The PG13K100-KW1317+MA1024 13mm ironless coreless brushless geared inverted module precisely matches the engineering requirements of insulin pumps. It features a unique inverted integrated structure, compact size, high-precision closed-loop control, low power consumption, long battery life, low-vibration operation, and high durability from the all-steel gearbox.

In core scenarios such as continuous basal infusion, pre-meal bolus delivery, stall detection, and safety protection, it can effectively overcome the limitations of traditional motors. It provides stable, reliable, and safe power output.

With flexible customization services and professional technical support, this motor can provide a mature and practical power solution for insulin pump devices. It helps improve overall device performance and market competitiveness. It also provides diabetic patients with a safer, more comfortable, and longer-lasting blood glucose management experience.

FAQ

Q1:Why is a coreless brushless motor better than a brushed motor for insulin pumps?

Brushed motors suffer from brush wear and have a limited service life. Coreless brushless motors eliminate brush wear, providing a longer lifespan and ensuring no wear dust is generated, which meets strict medical cleanliness requirements.

Q2:How does this motor ensure precise insulin dosing?

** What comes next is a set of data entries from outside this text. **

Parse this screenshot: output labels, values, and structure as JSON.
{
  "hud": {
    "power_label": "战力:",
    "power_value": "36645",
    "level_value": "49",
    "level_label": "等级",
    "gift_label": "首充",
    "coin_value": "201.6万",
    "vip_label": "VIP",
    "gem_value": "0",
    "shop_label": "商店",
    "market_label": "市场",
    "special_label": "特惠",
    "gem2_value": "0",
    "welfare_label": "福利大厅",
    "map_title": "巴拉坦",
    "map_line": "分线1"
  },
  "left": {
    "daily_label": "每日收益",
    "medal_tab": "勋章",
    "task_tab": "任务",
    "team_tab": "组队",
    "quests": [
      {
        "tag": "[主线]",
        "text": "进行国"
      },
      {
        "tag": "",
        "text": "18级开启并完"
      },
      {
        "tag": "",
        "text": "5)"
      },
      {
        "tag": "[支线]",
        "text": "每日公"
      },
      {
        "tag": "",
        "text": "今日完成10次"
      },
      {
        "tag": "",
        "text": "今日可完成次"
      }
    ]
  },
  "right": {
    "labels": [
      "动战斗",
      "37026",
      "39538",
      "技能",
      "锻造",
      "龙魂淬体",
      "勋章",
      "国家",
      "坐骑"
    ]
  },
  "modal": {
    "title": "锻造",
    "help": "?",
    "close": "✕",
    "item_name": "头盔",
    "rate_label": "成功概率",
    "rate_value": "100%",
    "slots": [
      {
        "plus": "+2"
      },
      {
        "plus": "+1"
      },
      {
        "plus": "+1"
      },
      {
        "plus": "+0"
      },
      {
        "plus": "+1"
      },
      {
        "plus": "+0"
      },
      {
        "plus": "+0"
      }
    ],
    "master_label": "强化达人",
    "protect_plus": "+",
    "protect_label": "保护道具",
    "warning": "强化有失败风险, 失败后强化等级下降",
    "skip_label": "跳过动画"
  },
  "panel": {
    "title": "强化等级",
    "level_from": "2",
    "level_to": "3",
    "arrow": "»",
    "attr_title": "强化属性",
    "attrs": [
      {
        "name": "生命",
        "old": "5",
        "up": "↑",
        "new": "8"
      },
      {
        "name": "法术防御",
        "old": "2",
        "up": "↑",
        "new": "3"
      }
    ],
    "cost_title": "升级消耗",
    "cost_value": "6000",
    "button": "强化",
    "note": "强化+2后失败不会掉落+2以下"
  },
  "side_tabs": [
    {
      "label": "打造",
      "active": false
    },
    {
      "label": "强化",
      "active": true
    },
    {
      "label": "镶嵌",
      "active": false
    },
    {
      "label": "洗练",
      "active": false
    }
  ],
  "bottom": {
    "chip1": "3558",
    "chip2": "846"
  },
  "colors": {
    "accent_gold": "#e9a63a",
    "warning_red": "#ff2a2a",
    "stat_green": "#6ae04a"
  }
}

The motor uses an ironless coreless structure that eliminates cogging torque, ensuring smooth operation. Combined with a built-in 1024PPR magnetic encoder, it enables microgram-level dose control through high-precision closed-loop feedback.

Q3:What is the benefit of the “inverted” integrated structure?

The inverted design places the motor body behind the gearbox, significantly shortening the axial installation length. This allows the insulin pump to be “thin and flat,” improving wearing comfort and concealment.